Но существует широко распространенное представление о свободе как о свободе без ограничений. Это вызывает путаницу. Указанные представления звучат в афоризме, приписываемом Вольтеру: «Свобода – это когда я могу делать все, что хочу»; в заявлении Бентама о том, что «всякий закон есть зло, ибо всякий закон есть нарушение свободы» (1789/1887: 48), и в определении свободы Бертрана Рассела как «отсутствия препятствий для осуществления наших желаний» (1940: 251); также можно привести бесчисленное множество других высказываний. Однако же свобода для всех в этом смысле невозможна, поскольку свобода каждого нарушала бы право на неограниченную свободу (то есть отсутствие ограничений) для всех остальных.
Тогда вопрос нужно ставить таким образом: как обеспечить максимально возможную свободу для всех. Этого можно добиться, если одинаково ограничить свободу всех с помощью абстрактных правил, исключающих произвол или избирательное насилие в отношении одних людей со стороны других и не позволяющих никому вторгаться в сферу свободы любого другого человека (см. Hayek, 1960 и 1973, и главу 2 выше). То есть общие конкретные цели заменяются общими абстрактными правилами. Управление (правительство) необходимо только для того, чтобы обеспечить соблюдение этих абстрактных правил и, таким образом, защитить человека от принуждения или вторжения в сферу его свободы со стороны других. В то время как принудительное подчинение общим конкретным целям равносильно рабству, подчинение общим абстрактным правилам (какими бы обременительными они ни казались) дает простор для самой широкой свободы и различных ее видов. Хотя иногда считают, будто такое разнообразие порождает хаос, угрожающий относительному порядку, который мы также ассоциируем с цивилизацией, оказывается, что большее разнообразие обеспечивает больший порядок. Следовательно, свобода, ставшая возможной благодаря соблюдению абстрактных правил, в отличие от безграничной свободы, это, по выражению Прудона, «мать, а не дочь порядка».

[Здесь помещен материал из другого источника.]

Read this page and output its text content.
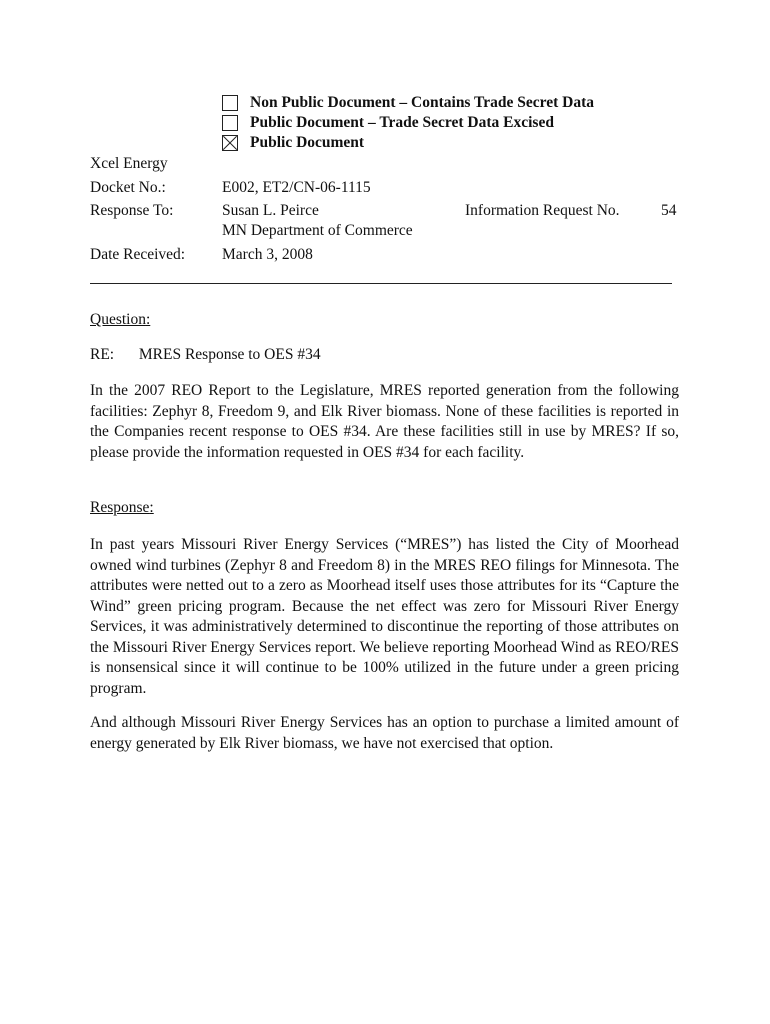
Non Public Document – Contains Trade Secret Data
Public Document – Trade Secret Data Excised
Public Document
Xcel Energy
Docket No.:	E002, ET2/CN-06-1115
Response To:	Susan L. Peirce	Information Request No.	54
MN Department of Commerce
Date Received: March 3, 2008
Question:
RE: MRES Response to OES #34
In the 2007 REO Report to the Legislature, MRES reported generation from the following facilities: Zephyr 8, Freedom 9, and Elk River biomass. None of these facilities is reported in the Companies recent response to OES #34. Are these facilities still in use by MRES? If so, please provide the information requested in OES #34 for each facility.
Response:
In past years Missouri River Energy Services (“MRES”) has listed the City of Moorhead owned wind turbines (Zephyr 8 and Freedom 8) in the MRES REO filings for Minnesota. The attributes were netted out to a zero as Moorhead itself uses those attributes for its “Capture the Wind” green pricing program. Because the net effect was zero for Missouri River Energy Services, it was administratively determined to discontinue the reporting of those attributes on the Missouri River Energy Services report. We believe reporting Moorhead Wind as REO/RES is nonsensical since it will continue to be 100% utilized in the future under a green pricing program.
And although Missouri River Energy Services has an option to purchase a limited amount of energy generated by Elk River biomass, we have not exercised that option.
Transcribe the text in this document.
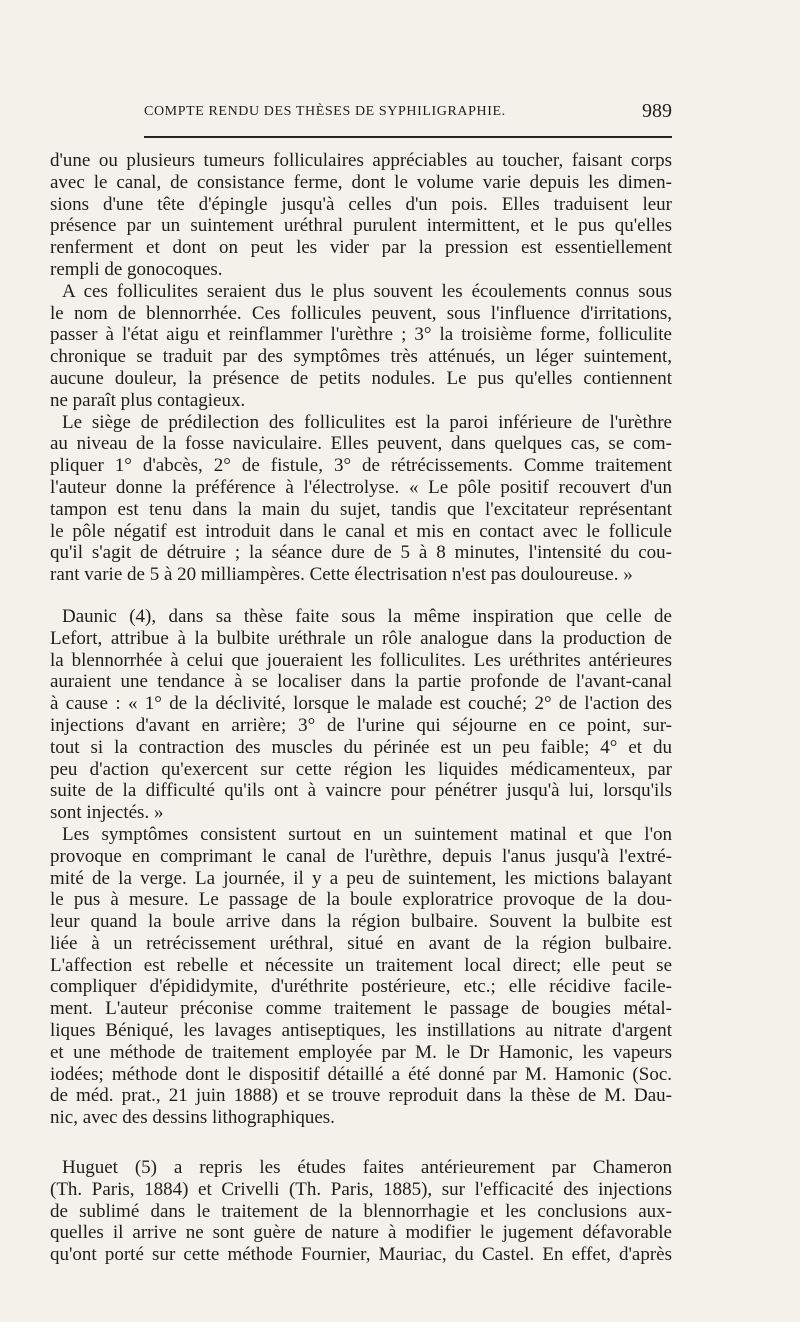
COMPTE RENDU DES THÈSES DE SYPHILIGRAPHIE.	989
d'une ou plusieurs tumeurs folliculaires appréciables au toucher, faisant corps
avec le canal, de consistance ferme, dont le volume varie depuis les dimen-
sions d'une tête d'épingle jusqu'à celles d'un pois. Elles traduisent leur
présence par un suintement uréthral purulent intermittent, et le pus qu'elles
renferment et dont on peut les vider par la pression est essentiellement
rempli de gonocoques.
A ces folliculites seraient dus le plus souvent les écoulements connus sous
le nom de blennorrhée. Ces follicules peuvent, sous l'influence d'irritations,
passer à l'état aigu et reinflammer l'urèthre ; 3° la troisième forme, folliculite
chronique se traduit par des symptômes très atténués, un léger suintement,
aucune douleur, la présence de petits nodules. Le pus qu'elles contiennent
ne paraît plus contagieux.
Le siège de prédilection des folliculites est la paroi inférieure de l'urèthre
au niveau de la fosse naviculaire. Elles peuvent, dans quelques cas, se com-
pliquer 1° d'abcès, 2° de fistule, 3° de rétrécissements. Comme traitement
l'auteur donne la préférence à l'électrolyse. « Le pôle positif recouvert d'un
tampon est tenu dans la main du sujet, tandis que l'excitateur représentant
le pôle négatif est introduit dans le canal et mis en contact avec le follicule
qu'il s'agit de détruire ; la séance dure de 5 à 8 minutes, l'intensité du cou-
rant varie de 5 à 20 milliampères. Cette électrisation n'est pas douloureuse. »
Daunic (4), dans sa thèse faite sous la même inspiration que celle de
Lefort, attribue à la bulbite uréthrale un rôle analogue dans la production de
la blennorrhée à celui que joueraient les folliculites. Les uréthrites antérieures
auraient une tendance à se localiser dans la partie profonde de l'avant-canal
à cause : « 1° de la déclivité, lorsque le malade est couché; 2° de l'action des
injections d'avant en arrière; 3° de l'urine qui séjourne en ce point, sur-
tout si la contraction des muscles du périnée est un peu faible; 4° et du
peu d'action qu'exercent sur cette région les liquides médicamenteux, par
suite de la difficulté qu'ils ont à vaincre pour pénétrer jusqu'à lui, lorsqu'ils
sont injectés. »
Les symptômes consistent surtout en un suintement matinal et que l'on
provoque en comprimant le canal de l'urèthre, depuis l'anus jusqu'à l'extré-
mité de la verge. La journée, il y a peu de suintement, les mictions balayant
le pus à mesure. Le passage de la boule exploratrice provoque de la dou-
leur quand la boule arrive dans la région bulbaire. Souvent la bulbite est
liée à un retrécissement uréthral, situé en avant de la région bulbaire.
L'affection est rebelle et nécessite un traitement local direct; elle peut se
compliquer d'épididymite, d'uréthrite postérieure, etc.; elle récidive facile-
ment. L'auteur préconise comme traitement le passage de bougies métal-
liques Béniqué, les lavages antiseptiques, les instillations au nitrate d'argent
et une méthode de traitement employée par M. le Dr Hamonic, les vapeurs
iodées; méthode dont le dispositif détaillé a été donné par M. Hamonic (Soc.
de méd. prat., 21 juin 1888) et se trouve reproduit dans la thèse de M. Dau-
nic, avec des dessins lithographiques.
Huguet (5) a repris les études faites antérieurement par Chameron
(Th. Paris, 1884) et Crivelli (Th. Paris, 1885), sur l'efficacité des injections
de sublimé dans le traitement de la blennorrhagie et les conclusions aux-
quelles il arrive ne sont guère de nature à modifier le jugement défavorable
qu'ont porté sur cette méthode Fournier, Mauriac, du Castel. En effet, d'après
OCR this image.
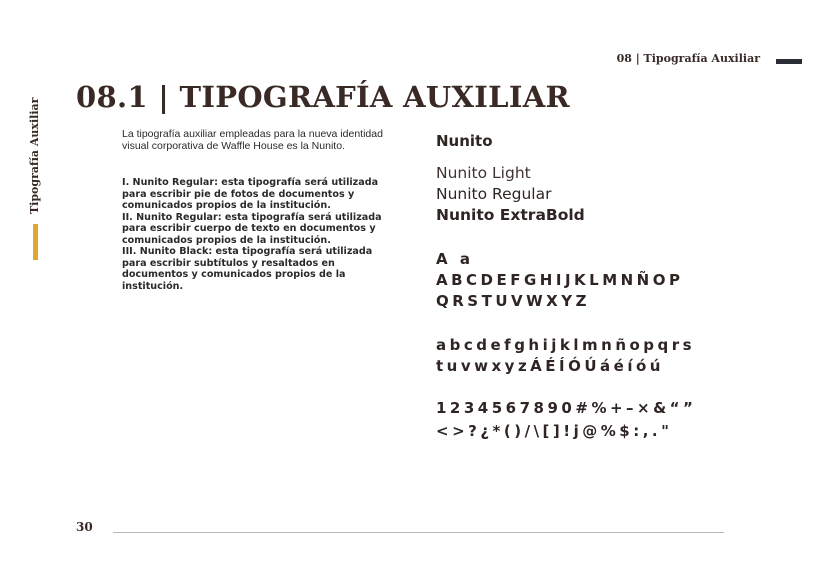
08 | Tipografía Auxiliar
Tipografía Auxiliar
08.1 | TIPOGRAFÍA AUXILIAR
La tipografía auxiliar empleadas para la nueva identidad visual corporativa de Waffle House es la Nunito.
I. Nunito Regular: esta tipografía será utilizada para escribir pie de fotos de documentos y comunicados propios de la institución.
II. Nunito Regular: esta tipografía será utilizada para escribir cuerpo de texto en documentos y comunicados propios de la institución.
III. Nunito Black: esta tipografía será utilizada para escribir subtítulos y resaltados en documentos y comunicados propios de la institución.
Nunito
Nunito Light
Nunito Regular
Nunito ExtraBold
A a
ABCDEFGHIJKLMNÑOP
QRSTUVWXYZ
abcdefghijklmnñopqrs
tuvwxyzÁÉÍÓÚáéíóú
1234567890#%+–×&“”
<>?¿*()/\[]!j@%$:,."
30
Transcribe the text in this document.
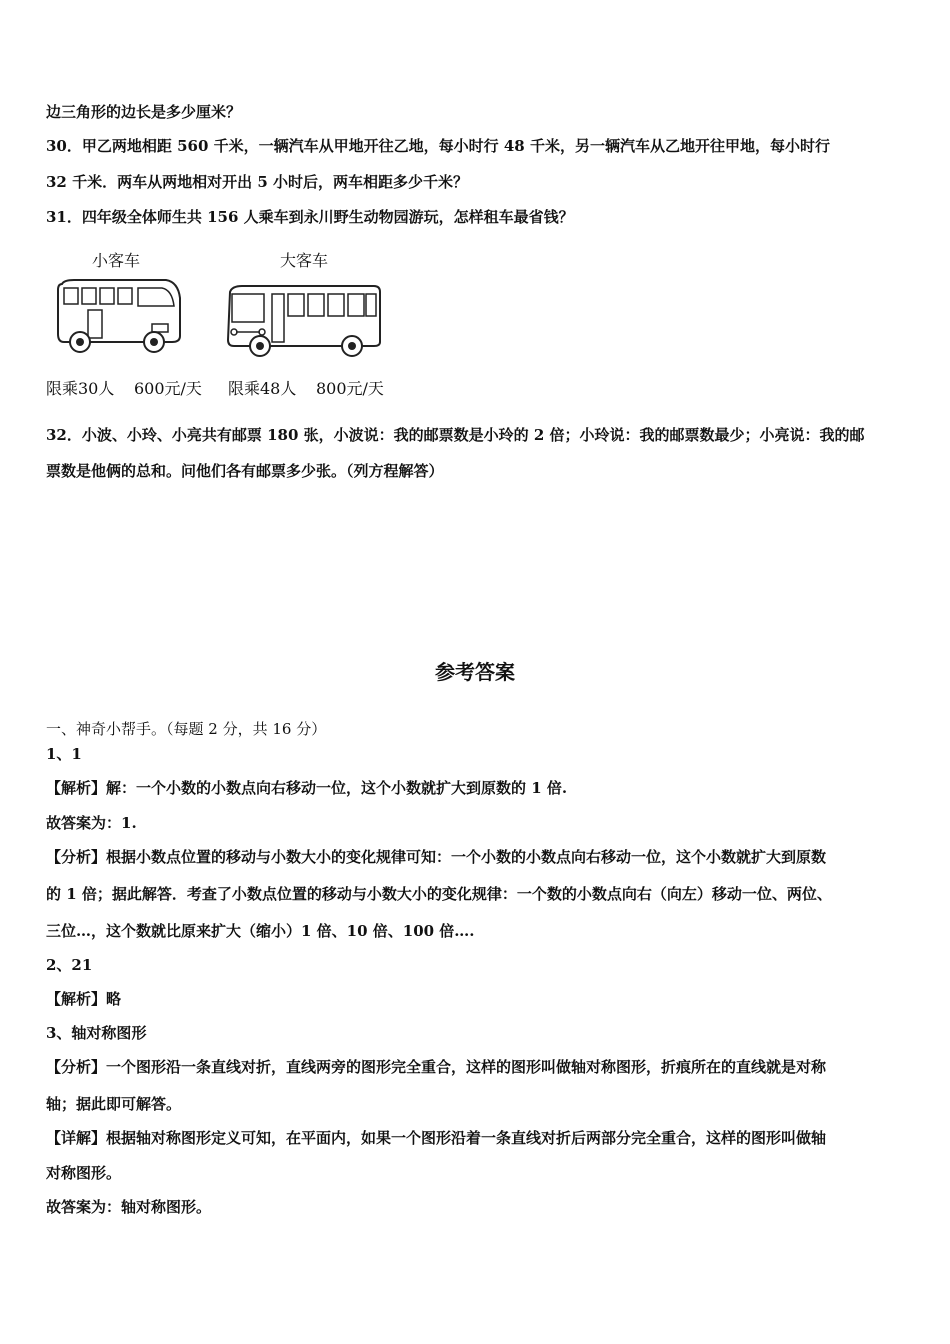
边三角形的边长是多少厘米？
30．甲乙两地相距 560 千米，一辆汽车从甲地开往乙地，每小时行 48 千米，另一辆汽车从乙地开往甲地，每小时行
32 千米．两车从两地相对开出 5 小时后，两车相距多少千米？
31．四年级全体师生共 156 人乘车到永川野生动物园游玩，怎样租车最省钱？
小客车
限乘30人 600元/天
大客车
限乘48人 800元/天
32．小波、小玲、小亮共有邮票 180 张，小波说：我的邮票数是小玲的 2 倍；小玲说：我的邮票数最少；小亮说：我的邮
票数是他俩的总和。问他们各有邮票多少张。（列方程解答）
参考答案
一、神奇小帮手。（每题 2 分，共 16 分）
1、1
【解析】解：一个小数的小数点向右移动一位，这个小数就扩大到原数的 1 倍.
故答案为：1.
【分析】根据小数点位置的移动与小数大小的变化规律可知：一个小数的小数点向右移动一位，这个小数就扩大到原数
的 1 倍；据此解答．考查了小数点位置的移动与小数大小的变化规律：一个数的小数点向右（向左）移动一位、两位、
三位…，这个数就比原来扩大（缩小）1 倍、10 倍、100 倍….
2、21
【解析】略
3、轴对称图形
【分析】一个图形沿一条直线对折，直线两旁的图形完全重合，这样的图形叫做轴对称图形，折痕所在的直线就是对称
轴；据此即可解答。
【详解】根据轴对称图形定义可知，在平面内，如果一个图形沿着一条直线对折后两部分完全重合，这样的图形叫做轴
对称图形。
故答案为：轴对称图形。
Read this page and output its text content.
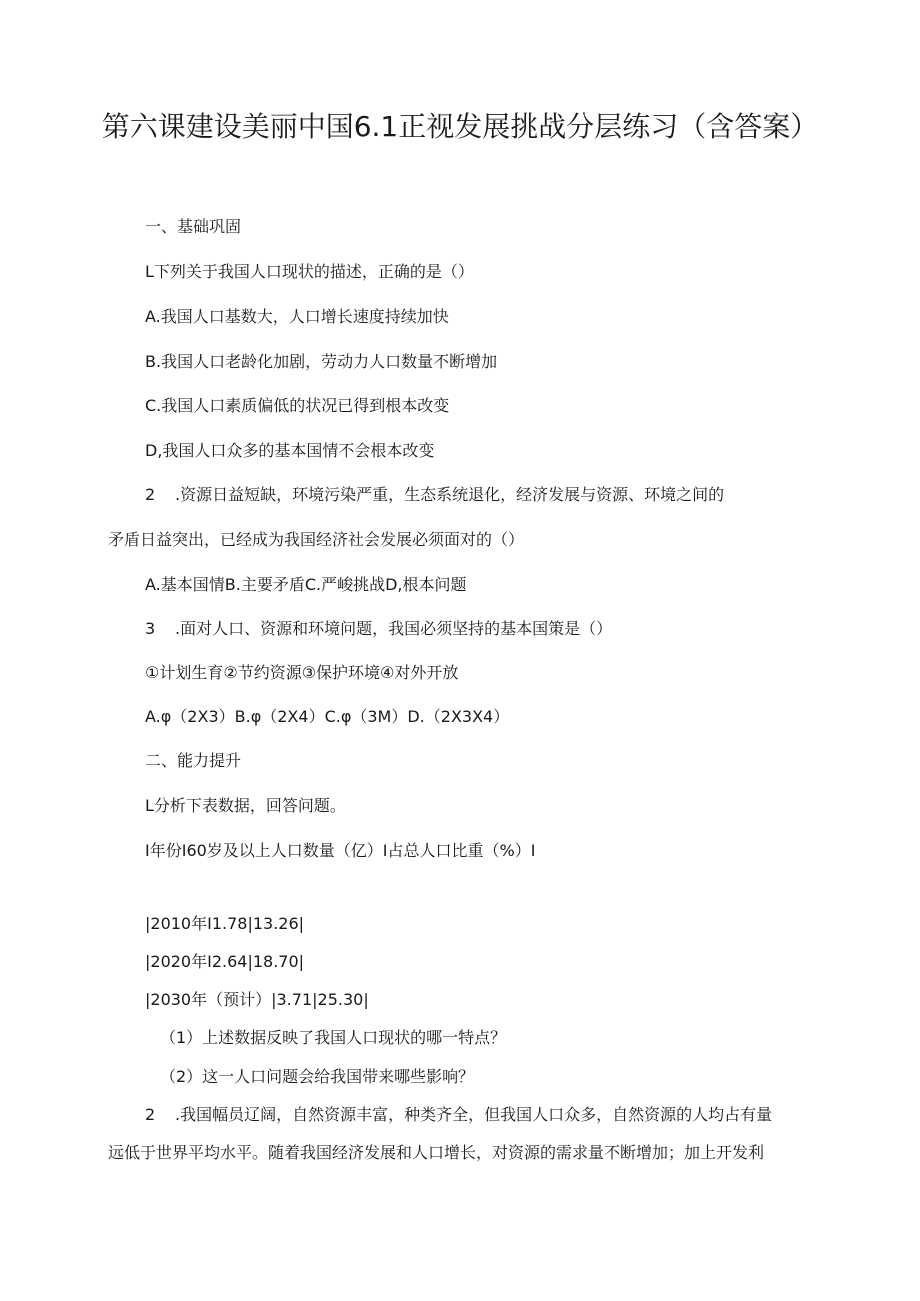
第六课建设美丽中国6.1正视发展挑战分层练习（含答案）

一、基础巩固

L下列关于我国人口现状的描述，正确的是（）

A.我国人口基数大，人口增长速度持续加快

B.我国人口老龄化加剧，劳动力人口数量不断增加

C.我国人口素质偏低的状况已得到根本改变

D,我国人口众多的基本国情不会根本改变

2 .资源日益短缺，环境污染严重，生态系统退化，经济发展与资源、环境之间的

矛盾日益突出，已经成为我国经济社会发展必须面对的（）

A.基本国情B.主要矛盾C.严峻挑战D,根本问题

3 .面对人口、资源和环境问题，我国必须坚持的基本国策是（）

①计划生育②节约资源③保护环境④对外开放

A.φ（2X3）B.φ（2X4）C.φ（3M）D.（2X3X4）

二、能力提升

L分析下表数据，回答问题。

I年份I60岁及以上人口数量（亿）I占总人口比重（%）I

|2010年I1.78|13.26|

|2020年I2.64|18.70|

|2030年（预计）|3.71|25.30|

（1）上述数据反映了我国人口现状的哪一特点？

（2）这一人口问题会给我国带来哪些影响？

2 .我国幅员辽阔，自然资源丰富，种类齐全，但我国人口众多，自然资源的人均占有量

远低于世界平均水平。随着我国经济发展和人口增长，对资源的需求量不断增加；加上开发利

На самом деле не стоит ожидать, что отбор обычаев путем эволюции сам по себе приведет к счастью. Достижение счастья ставили во главу угла философы-рационалисты, полагавшие, что свои моральные нормы человек выбирает по какой-то причине и что ею может оказаться стремление к счастью. Но задавать вопрос, по какой сознательной причине человек принимает нормы морали, так же нелепо, как и спрашивать, почему он принимает свой разум.
Тем не менее развитый порядок, в котором мы живем, дает нам возможности для счастья никак не меньшие, чем те, что обеспечивали примитивные порядки совсем небольшому количеству людей (хотя такие вопросы не поддаются численной оценке). В современной жизни «разочарование» или несчастье проистекает из двух источников: один касается в первую очередь интеллектуалов, а другой – всех, кто имеет материальный достаток. Первый источник – самоисполняющееся пророчество: «несчастны все, кто живет внутри любой “системы”, не удовлетворяющей критериям сознательного контроля, то есть критериям рационализма». Таким образом, интеллектуалы, начиная с Руссо и заканчивая такими представителями современных французских и немецких мыслителей, как Фуко и Хабермас, рассматривают «разочарование» как распространенное явление в любой системе, где порядок «навязывается» индивидам без их сознательного согласия. И понятно, что сторонники этих взглядов считают цивилизацию невыносимой – так сказать, по определению. Кроме того, сохраняющееся инстинктивное чувство альтруизма и солидарности заставляет тех, кто следует безличным правилам расширенного порядка, испытывать муки, по модному выражению, «нечистой совести». Соответственно предполагается, что достижение материального успеха сопровождается чувством вины (муки «социальной совести»). То есть посреди изобилия возникает несчастье, порожденное не только мыслями о том, что в каких-то уголках земли существует нищета, но и несогласием инстинктов и высокомерного разума с порядком, который явно не сообразуется с инстинктами и нерационален с точки зрения разума.
«Освобождение» и порядок
Чуть менее изощренными, чем аргументы против «отчуждения», являются требования «освобождения» от бремени цивилизации (то есть от дисциплины труда, ответственности, рисков, необходимости делать сбережения, от честности и выполнения обещаний), а также от правил, заставляющих подавлять естественные реакции враждебности к «чужим» и солидарности со «своими»; последнее составляет серьезную угрозу политической свободе. Представленное как новое, такое «освобождение», требующее отказа от традиционной морали, на самом деле является архаичным. Его сторонники готовы разрушить основы свободы, позволить людям свершить непоправимое и уничтожить условия, благодаря которым и существует цивилизация. Пример на эту тему можно найти в так называемой «теологии освобождения» (особенно показателен вариант католической церкви в Латинской Америке). Но это движение не ограничивается Латинской Америкой. Всюду – во имя освобождения – люди отрекаются от обычаев, которые позволили человечеству достичь его нынешней степени сотрудничества, а также численности населения, потому что с рациональной точки зрения (в соответствии со своими взглядами) они не понимают, каким образом определенные ограничения индивидуальной свободы посредством законов и моральных правил делают возможным гораздо более широкий – и более свободный! – порядок, чем тот, который достигается путем централизованного контроля.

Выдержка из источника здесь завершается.